We go through a basic calculus lesson about linear least squares, in which we calculate the squared error, see that it has a minimum, and then take derivatives and set them equal to zero to solve. We get two gnarly equations in two unknowns. Then I walk them through the same problem formulated via linear algebra, where you have an overdetermined system with full rank. Then we discuss how to use this tactic for doing exponential functions. Later on, with one initial guesstimate, we use this for logistic and Gompertz.

We also cover the differential equation formulation of these three models, and how you get the Per unit Population Growth Rate (also called Per Capita Growth Rate) abbreviated PPGR. This is how the population grows per individual in the population per unit time. Exponential growth has a constant PPGR. If you look at the US Census numbers from 1790-1840, you will find the PPGR for the USA was about 0.3 in that time, meaning for every one person in the initial population adds 0.3 persons over the course of a decade. In more recent decades this number is much lower!

If the population in a logistic model is close to zero, the PPGR is constant and it looks like exponential growth. But in a logistic model, we take into account finite resources and space, and it has the PPGR go to zero as the population approaches the limiting population.

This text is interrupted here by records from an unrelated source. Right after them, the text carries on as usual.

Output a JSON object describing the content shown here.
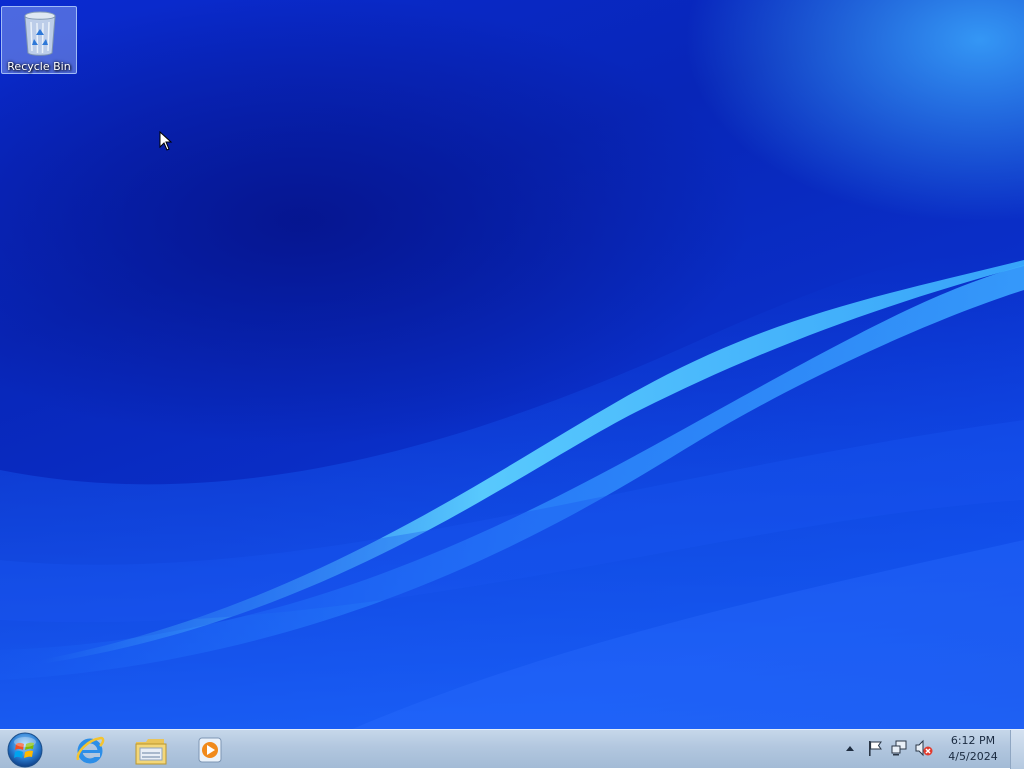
{
  "desktop": {
    "icons": [
      {
        "label": "Recycle Bin",
        "icon": "recycle-bin-icon"
      }
    ]
  },
  "taskbar": {
    "start_icon": "windows-start-orb-icon",
    "pinned": [
      {
        "app": "Internet Explorer",
        "icon": "internet-explorer-icon"
      },
      {
        "app": "Windows Explorer",
        "icon": "folder-icon"
      },
      {
        "app": "Windows Media Player",
        "icon": "media-player-icon"
      }
    ],
    "tray": {
      "icons": [
        "show-hidden-icons-chevron",
        "action-center-flag-icon",
        "network-icon",
        "volume-muted-icon"
      ],
      "time": "6:12 PM",
      "date": "4/5/2024"
    }
  },
  "colors": {
    "wallpaper_base": "#0a2bd0",
    "taskbar": "#b2c7df"
  }
}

The Gompertz model, like the logistic model, takes into account finite resources and space, and its PPGR goes to zero as the population approaches the limiting population. What’s weird about Gompertz is that as the population goes to zero, the PPGR goes to infinity. This model hypothesizes that if there are abundant and unlimited resources, a woman can decrease her genstation period in order to increase her number of births without bound. Clearly unreasonable. Yet the Gompertz model does a good job of fitting population data!

Each student picks his or her own dataset. Any US state or city is open (everyone does the US Population), and any foreign country, state, city, province is open.

When I first put the project together, I was dutifully paying homage to the necessity of teaching curve fitting as a mathematical modeling topic. I thought this was one of the most boring projects in the universe, but we all have to suffer sometimes. I’m surprised at how much rich learning there is in this project. In order for a student to succeed with writing the results and discussing the models and the data, s/he has to know something about the history of the population s/he is working with and be able to connect that history up with what s/he sees in the data and curve fits.

The first semester I taught the course and assigned this project, one of my students had been on a mission trip to Micronesia. He wanted to work with the population of Micronesia. Fine with me. Of course, Micronesia wasn’t really in contact with Western civilization until about the turn of the 20th century. Then things got disrupted by WWII. So there wasn’t a lot of data, and what there was wasn’t very good. My student was off to the library to see if he could dig out more and better. He didn’t get much. We did get some decent curve fits in the end. He learned a lot and I encouraged him to talk about this for his final project presentation. He punctuated the mathematics with photographs he took while he was there, discussing the models, the data, and the history, all at once.

Dumb project indeed. That was a definite win.